Le cortège est resté plusieurs heures immobile avant de s'engager sur le reste de la rocade ouverte à la circulation. (crédits : Sébastien Ortola / Agence APPA)

Les représentants confirment observer cet élan qui vient d'en bas. « Je ne m'attendais pas à autant de monde et autant de tracteurs. On à l'habitude des mobilisations à cette période mais cette année c'est la base qui pousse très fort, plutôt que les organisations », note Jean-Samuel Eynard, président de la FDSEA Gironde. Son homologue de la chambre d'agriculture Jean-Louis Dubourg s'en étonne : « On voit beaucoup d'agriculteurs qu'on a jamais vu dans des réunions syndicales. »

Désunion syndicale

Et même des professions inhabituelles, comme Angelina, apicultrice dans l'Entre-deux-mers. « J'ai les mêmes problèmes, les mêmes taxes et surtout des difficultés de vente à cause du libre-échange européen. Ce qu'on veut c'est que tous les produits importés appliquent les mêmes normes et les mêmes prix », revendique-t-elle. Sinon ? La qualité pourrait être sacrifiée, comme l'a avancé le président de la chambre d'agriculture de Nouvelle-Aquitaine il y a quelques jours. « Il faudra malheureusement aller vers moins de qualité et surtout moins de normes car aujourd'hui la qualité ne paye pas... », déplore Hervé.
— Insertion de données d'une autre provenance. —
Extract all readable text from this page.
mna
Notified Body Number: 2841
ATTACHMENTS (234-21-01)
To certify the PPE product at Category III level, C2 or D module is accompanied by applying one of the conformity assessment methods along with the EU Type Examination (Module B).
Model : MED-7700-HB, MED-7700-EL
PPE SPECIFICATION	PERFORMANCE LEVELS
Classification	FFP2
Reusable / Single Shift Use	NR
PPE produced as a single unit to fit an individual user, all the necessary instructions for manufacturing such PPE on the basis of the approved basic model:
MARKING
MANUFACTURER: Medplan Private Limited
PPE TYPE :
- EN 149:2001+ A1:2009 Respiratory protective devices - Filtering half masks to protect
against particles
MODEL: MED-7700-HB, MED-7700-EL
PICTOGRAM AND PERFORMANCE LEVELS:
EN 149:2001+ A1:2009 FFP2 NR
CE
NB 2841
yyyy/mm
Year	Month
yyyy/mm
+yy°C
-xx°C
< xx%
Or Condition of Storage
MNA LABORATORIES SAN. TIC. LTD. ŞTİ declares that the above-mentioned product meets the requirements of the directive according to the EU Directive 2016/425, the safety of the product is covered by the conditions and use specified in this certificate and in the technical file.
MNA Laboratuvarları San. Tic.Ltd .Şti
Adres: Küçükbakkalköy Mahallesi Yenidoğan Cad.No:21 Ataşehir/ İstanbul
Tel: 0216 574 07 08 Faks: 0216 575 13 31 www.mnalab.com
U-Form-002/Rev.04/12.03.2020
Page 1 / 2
Malgré des revendications récurrentes, la FNSEA et les JA n'ont pas été rejoints par les autres syndicats représentatifs, comme la Coordination rurale et la Confédération paysanne, contrairement à la mobilisation occitane. La colère est pourtant partagée. « Ça fait des mois qu'on attire l'attention sur les difficultés des exploitations agricoles et viticoles en cessation de paiement avec un endettement astronomique et des taux d'intérêt qui flambent. Nous demandons la fin définitive des traités de libre-échange et l'application stricte de la loi Egalim, y compris dans le vin, pour en finir avec les ventes à perte »réclame Dominique Techer, président de la Confédération paysanne de Gironde.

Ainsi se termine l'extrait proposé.